Many debate our power of choice in any given circumstance. Some say the workings of subconscious motivations keep us in the dark about why we move in one direction or another. Others say we all have will power that we can strengthen or neglect. Perhaps there is truth in both points of view. We bump into all sorts of experiences in our lives. Some we choose and some we don’t. Almost every experience has three aspects, positive, negative and neutral. Our level of satisfaction with an experience or event depends in large part on which aspect we choose to focus on.
This is a lot like what happens when we download photos from our phone to the computer and adjust them on photoshop. We choose the photos with the best composition and clarity, everyone, or almost everyone smiling into the camera. We may enhance or enlarge the image and adjust for color saturation and value. Now the image expands on our computer and in our mind and the objects and people in the image seem to glow, “enhanced” by an inner light. We might arrange these in a Powerpoint or share them on Instagram for friends and family to enjoy.
The photo images we don’t wish to view again we simply delete. We don’t deny the event or the image. We simply don’t give it any attention and before long we have forgotten it ever occurred. In a similar way, we can choose the life experiences we want to attend to and allow the others to fade in significance.

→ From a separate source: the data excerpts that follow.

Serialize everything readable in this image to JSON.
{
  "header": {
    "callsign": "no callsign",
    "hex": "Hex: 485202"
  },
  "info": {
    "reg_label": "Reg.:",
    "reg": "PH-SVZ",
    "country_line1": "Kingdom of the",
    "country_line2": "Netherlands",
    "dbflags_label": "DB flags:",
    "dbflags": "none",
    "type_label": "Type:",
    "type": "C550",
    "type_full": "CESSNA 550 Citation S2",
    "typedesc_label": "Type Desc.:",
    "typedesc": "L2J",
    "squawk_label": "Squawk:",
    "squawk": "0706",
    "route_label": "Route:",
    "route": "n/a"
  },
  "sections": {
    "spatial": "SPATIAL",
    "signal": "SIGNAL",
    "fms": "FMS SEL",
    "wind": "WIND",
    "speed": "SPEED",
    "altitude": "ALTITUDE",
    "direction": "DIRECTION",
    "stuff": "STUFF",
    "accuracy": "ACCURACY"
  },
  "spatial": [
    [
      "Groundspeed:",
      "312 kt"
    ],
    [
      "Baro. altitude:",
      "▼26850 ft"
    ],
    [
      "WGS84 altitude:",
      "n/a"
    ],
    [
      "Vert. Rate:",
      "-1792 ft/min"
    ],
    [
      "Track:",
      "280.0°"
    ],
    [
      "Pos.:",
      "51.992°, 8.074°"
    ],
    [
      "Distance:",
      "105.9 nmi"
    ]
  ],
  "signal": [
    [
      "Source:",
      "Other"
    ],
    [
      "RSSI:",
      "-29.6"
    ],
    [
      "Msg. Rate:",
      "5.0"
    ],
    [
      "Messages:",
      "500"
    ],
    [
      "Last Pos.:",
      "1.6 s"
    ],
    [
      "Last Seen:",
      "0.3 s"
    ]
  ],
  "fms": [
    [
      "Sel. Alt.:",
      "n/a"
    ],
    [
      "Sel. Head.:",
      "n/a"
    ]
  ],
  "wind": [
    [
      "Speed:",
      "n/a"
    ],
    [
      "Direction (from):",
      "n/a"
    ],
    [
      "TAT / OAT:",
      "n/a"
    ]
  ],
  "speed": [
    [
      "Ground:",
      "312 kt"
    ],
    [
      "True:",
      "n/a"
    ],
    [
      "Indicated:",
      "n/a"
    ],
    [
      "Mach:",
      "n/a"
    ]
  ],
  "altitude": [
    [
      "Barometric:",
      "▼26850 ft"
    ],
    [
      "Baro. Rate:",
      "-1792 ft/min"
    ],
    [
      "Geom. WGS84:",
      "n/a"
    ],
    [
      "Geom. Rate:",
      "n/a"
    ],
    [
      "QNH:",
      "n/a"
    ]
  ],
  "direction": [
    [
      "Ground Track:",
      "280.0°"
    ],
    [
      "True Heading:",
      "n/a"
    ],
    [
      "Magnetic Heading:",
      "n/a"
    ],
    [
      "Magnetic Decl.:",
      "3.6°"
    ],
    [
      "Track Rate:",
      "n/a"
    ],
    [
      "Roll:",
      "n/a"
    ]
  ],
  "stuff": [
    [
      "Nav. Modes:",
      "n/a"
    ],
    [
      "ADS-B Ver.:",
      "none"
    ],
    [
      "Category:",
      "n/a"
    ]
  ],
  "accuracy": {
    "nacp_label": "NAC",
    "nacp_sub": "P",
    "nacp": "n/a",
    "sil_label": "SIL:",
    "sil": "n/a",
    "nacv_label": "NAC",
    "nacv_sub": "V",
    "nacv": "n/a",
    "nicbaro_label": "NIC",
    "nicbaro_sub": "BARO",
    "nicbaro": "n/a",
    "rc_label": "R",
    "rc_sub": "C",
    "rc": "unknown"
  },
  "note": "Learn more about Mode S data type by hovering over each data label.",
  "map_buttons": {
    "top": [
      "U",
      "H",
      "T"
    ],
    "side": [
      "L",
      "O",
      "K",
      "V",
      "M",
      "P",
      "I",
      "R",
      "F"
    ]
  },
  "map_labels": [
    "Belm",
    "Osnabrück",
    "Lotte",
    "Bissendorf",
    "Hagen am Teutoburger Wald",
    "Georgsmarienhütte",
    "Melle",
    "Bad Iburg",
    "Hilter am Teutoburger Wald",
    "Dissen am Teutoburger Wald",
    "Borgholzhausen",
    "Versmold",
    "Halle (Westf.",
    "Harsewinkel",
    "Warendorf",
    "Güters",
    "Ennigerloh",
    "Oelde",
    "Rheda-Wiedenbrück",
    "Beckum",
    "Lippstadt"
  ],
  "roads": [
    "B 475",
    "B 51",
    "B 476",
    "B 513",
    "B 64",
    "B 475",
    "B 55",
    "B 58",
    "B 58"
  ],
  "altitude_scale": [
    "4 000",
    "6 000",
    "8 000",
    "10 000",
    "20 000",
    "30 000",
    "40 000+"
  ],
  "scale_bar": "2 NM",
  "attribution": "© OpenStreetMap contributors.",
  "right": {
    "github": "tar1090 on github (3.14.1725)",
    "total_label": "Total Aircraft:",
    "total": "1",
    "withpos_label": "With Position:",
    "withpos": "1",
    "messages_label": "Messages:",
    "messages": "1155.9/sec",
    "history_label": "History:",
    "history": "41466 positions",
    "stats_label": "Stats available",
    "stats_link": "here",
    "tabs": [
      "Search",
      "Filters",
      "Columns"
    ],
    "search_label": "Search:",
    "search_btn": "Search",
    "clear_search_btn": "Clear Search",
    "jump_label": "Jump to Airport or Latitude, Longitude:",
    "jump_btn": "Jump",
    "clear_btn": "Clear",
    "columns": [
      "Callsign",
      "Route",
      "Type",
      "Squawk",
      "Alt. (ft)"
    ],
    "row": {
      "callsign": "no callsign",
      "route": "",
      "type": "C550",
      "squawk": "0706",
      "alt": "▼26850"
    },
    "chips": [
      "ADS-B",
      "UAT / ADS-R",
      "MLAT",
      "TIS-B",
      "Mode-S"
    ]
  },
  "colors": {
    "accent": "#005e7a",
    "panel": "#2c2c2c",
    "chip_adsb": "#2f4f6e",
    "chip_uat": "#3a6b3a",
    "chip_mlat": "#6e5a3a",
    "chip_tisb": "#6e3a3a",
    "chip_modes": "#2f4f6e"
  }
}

This will radically increase our level of happiness.
Gary Simmons in his book The I of the Storm, gives a beautiful example of this. He writes,
“I make my life mean what it means. The way I choose to relate to my experience is what my experience becomes. The quality of my life, its inherent ambiance, arises from within me. Experiences are metaphors and mirrors of your belief system, and they serve as feedback to what you are making your life mean.”
Gary Simmons’s words certainly ring true and yet it is also OK to lean on outside assistance when we can’t seem to get a handle on changes and choices we want to make. For instance, my daughters recently got me a FitBit. Throughout the day it alerts me when it is time to move, walk or stretch, how many steps I’ve taken, how many calories I’ve burned, how much water I’ve downed, and how far I am from my set exercise goals. Tracking my progress and getting frequent reminders has amazing benefits. I compete for my best self.
Changing a deep-seated habit often takes a support group, friends that are walking a similar path and understand the terrain. There are many groups to choose from, each with a specific focus. Finding a coach or counselor may also help. Once you have identified where you want to bring positive change into your life, the important thing is to begin. And don’t become discouraged if you have to begin many times. Old habits take time to change. Congratulate yourself for taking the leap, taking the challenge. In every instance, focus on the positive aspect of your experience and let the negative aspects fade. You have the power.
These are just a few of the ways to increase your happiness and satisfaction with life and feel more in control: focus on the positive in every experience, seek a support group, coach or counselor and track the progress you make toward your goals. I wish you a smooth journey toward your success!